A barrister who appeared in court without a practising certificate applied to have one retrospectively applied, but the opposing party in her former client’s matter has sought to prevent that from happening.
A trial has been set for later this year to determine whether a South Australian barrister should be given a practising certificate that would have a retrospective effect in order to cover the period of time she spent representing a man in the Federal Circuit and Family Court.
According to the South Australian Supreme Court, the barrister was advised in February 2025 that she had been practising without a certificate and could not continue to do so. At that stage, her client’s trial had been adjourned until the following month.
The Law Society has sought a declaration that it is required to issue a practising certificate to the barrister and an order to follow.
Standing in the way of the barrister’s application is an intervention by the opposing party in her client’s matter, known only as M, who alleged she “stands to be substantially affected if a certificate is issued to the respondent on a retrospective basis”.
The barrister opposed the joinder application because M’s only interest is in obtaining “improbable forensic advantage” in the Federal Circuit and Family Court proceedings. Even if her practising certificate would detrimentally impact M’s prospects of success, the barrister said this was not a sufficient reason to accept intervention.
The court also heard the barrister was concerned that if M is permitted to be heard in the proceedings, by parity of reasoning, “other litigants who participated in matters in which the respondent appeared as counsel might also wish to be heard”.
Justices Christopher Bleby, Laura Stein, and Ben Doyle allowed M to join as an interested party, but on the condition that she not have a direct interest in the question of whether the barrister should be issued a practising certificate with retrospective effect.

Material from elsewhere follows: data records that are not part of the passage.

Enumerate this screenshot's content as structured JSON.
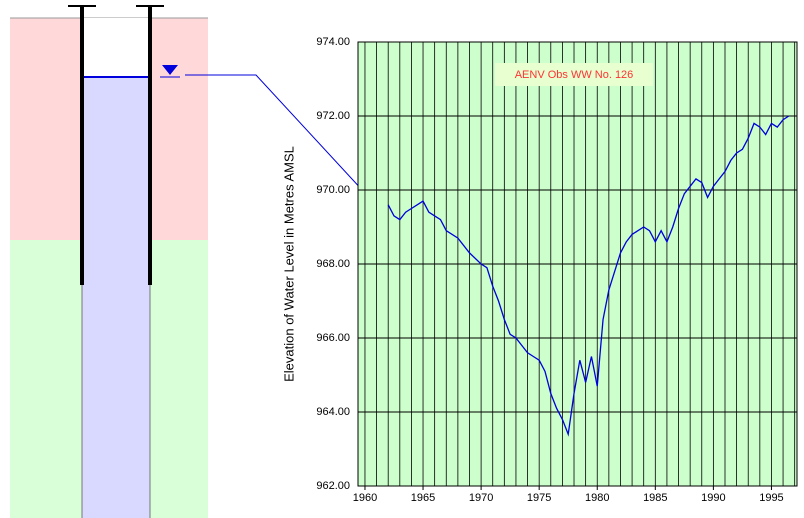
{
  "chart_data": {
    "type": "line",
    "y_label": "Elevation of Water Level in Metres AMSL",
    "annotation": "AENV Obs WW No. 126",
    "xlim": [
      1959.4,
      1997.2
    ],
    "xticks": [
      1960,
      1965,
      1970,
      1975,
      1980,
      1985,
      1990,
      1995
    ],
    "x_grid_step": 1,
    "ylim": [
      962,
      974
    ],
    "yticks": [
      {
        "value": 962,
        "label": "962.00"
      },
      {
        "value": 964,
        "label": "964.00"
      },
      {
        "value": 966,
        "label": "966.00"
      },
      {
        "value": 968,
        "label": "968.00"
      },
      {
        "value": 970,
        "label": "970.00"
      },
      {
        "value": 972,
        "label": "972.00"
      },
      {
        "value": 974,
        "label": "974.00"
      }
    ],
    "grid": true,
    "series": [
      {
        "color": "#0000dd",
        "x": [
          1962.0,
          1962.5,
          1963.0,
          1963.5,
          1964.0,
          1964.5,
          1965.0,
          1965.5,
          1966.0,
          1966.5,
          1967.0,
          1968.0,
          1969.0,
          1970.0,
          1970.5,
          1971.0,
          1971.5,
          1972.0,
          1972.5,
          1973.0,
          1973.5,
          1974.0,
          1974.5,
          1975.0,
          1975.5,
          1976.0,
          1976.5,
          1977.0,
          1977.5,
          1978.0,
          1978.5,
          1979.0,
          1979.5,
          1980.0,
          1980.5,
          1981.0,
          1981.5,
          1982.0,
          1982.5,
          1983.0,
          1983.5,
          1984.0,
          1984.5,
          1985.0,
          1985.5,
          1986.0,
          1986.5,
          1987.0,
          1987.5,
          1988.0,
          1988.5,
          1989.0,
          1989.5,
          1990.0,
          1990.5,
          1991.0,
          1991.5,
          1992.0,
          1992.5,
          1993.0,
          1993.5,
          1994.0,
          1994.5,
          1995.0,
          1995.5,
          1996.0,
          1996.5
        ],
        "values": [
          969.6,
          969.3,
          969.2,
          969.4,
          969.5,
          969.6,
          969.7,
          969.4,
          969.3,
          969.2,
          968.9,
          968.7,
          968.3,
          968.0,
          967.9,
          967.4,
          967.0,
          966.5,
          966.1,
          966.0,
          965.8,
          965.6,
          965.5,
          965.4,
          965.1,
          964.5,
          964.1,
          963.8,
          963.4,
          964.5,
          965.4,
          964.8,
          965.5,
          964.7,
          966.5,
          967.3,
          967.8,
          968.3,
          968.6,
          968.8,
          968.9,
          969.0,
          968.9,
          968.6,
          968.9,
          968.6,
          969.0,
          969.5,
          969.9,
          970.1,
          970.3,
          970.2,
          969.8,
          970.1,
          970.3,
          970.5,
          970.8,
          971.0,
          971.1,
          971.4,
          971.8,
          971.7,
          971.5,
          971.8,
          971.7,
          971.9,
          972.0
        ]
      }
    ]
  }
}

“Her interest is not one which in its own right strongly militates in favour of allowing her to be heard as an interested party, but neither is it so hypothetical or insubstantial that it warrants refusing her application to be joined without further consideration of the extent to which M’s participation is apt to assist the court,” the bench said.
The court determined it was at least possible that M’s evidence may be relevant, particularly the extent to which granting the retrospective certificate may adversely affect the procedural or substantial rights of any party to litigation in which the barrister was involved.
“M should not be shut out of contending that her participation should be enlarged, but the court will consider any such request at the hearing,” Justices Bleby, Stein and Doyle added.
The case: Law Society of South Australia v Betro [2025] SASCFC 2 (3 June 2025).
Naomi Neilson is a senior journalist with a focus on court reporting for Lawyers Weekly.